Graham also previously worked in the Defense Intelligence Agency. The new director’s background in counter-drug operations was also noted as an essential need to help stop the smuggling of fentanyl coming across the border.
DeSantis also recently invited Florida residents in his state to join the state guard to assist with upcoming emergency response ahead of hurricane season.
“To be a member of the FLSG, Florida is looking for individuals between the ages of 18 and 60, to volunteer and train to ensure that the Guard is ready to step in when emergency strikes,” the governor’s statement read.
“If you love the state of Florida, have a desire to help your community, and have skills beneficial to protect the state from a disaster, we encourage you to apply to join the FLSG. Skilled Floridians with emergency response, law enforcement or military training are encouraged to apply,” the statement added.
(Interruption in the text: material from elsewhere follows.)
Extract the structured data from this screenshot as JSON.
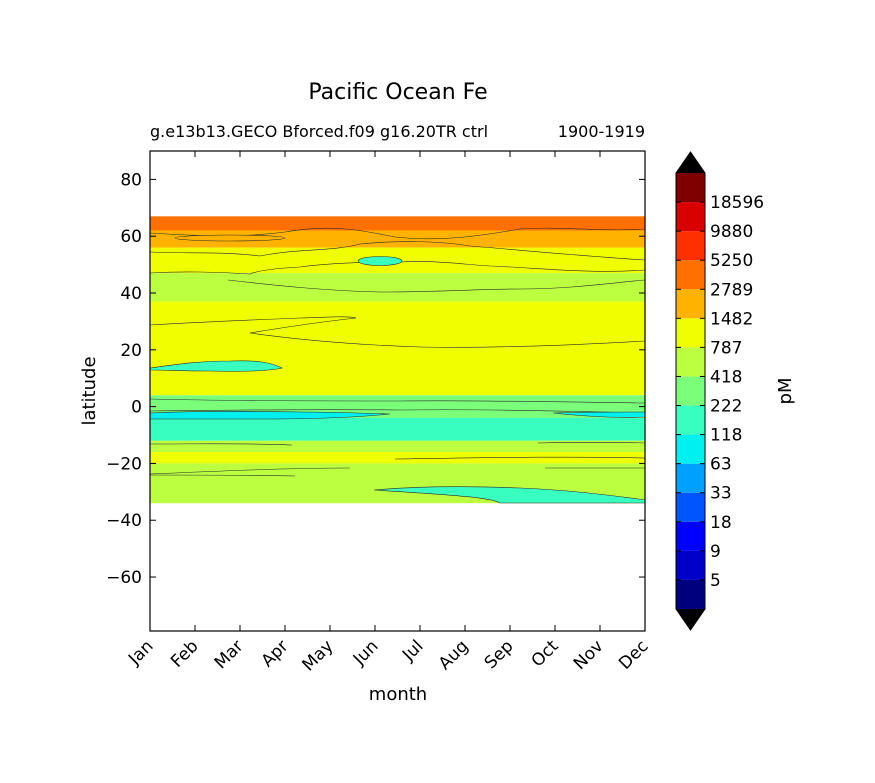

In addition to his announcement regarding the Florida State Guard, DeSantis signed six bills last week to increase work and educational opportunities for service members, veterans, and military families across the state.
One of the six new bills included HB 45, the “Educational Opportunities for Disabled Veterans.” The law will assist disabled veterans at a state university, Florida College System institution, or school district-operated career center, who do not qualify for the 100% eligibility tier to be eligible for a waiver for tuition and fees.
Another bill, SB 562, called the “Military Occupational Licensure,” requires the Department of Business and Professional Regulation to expedite occupational license applications of all active-duty military spouses, streamlining the process to assist military families.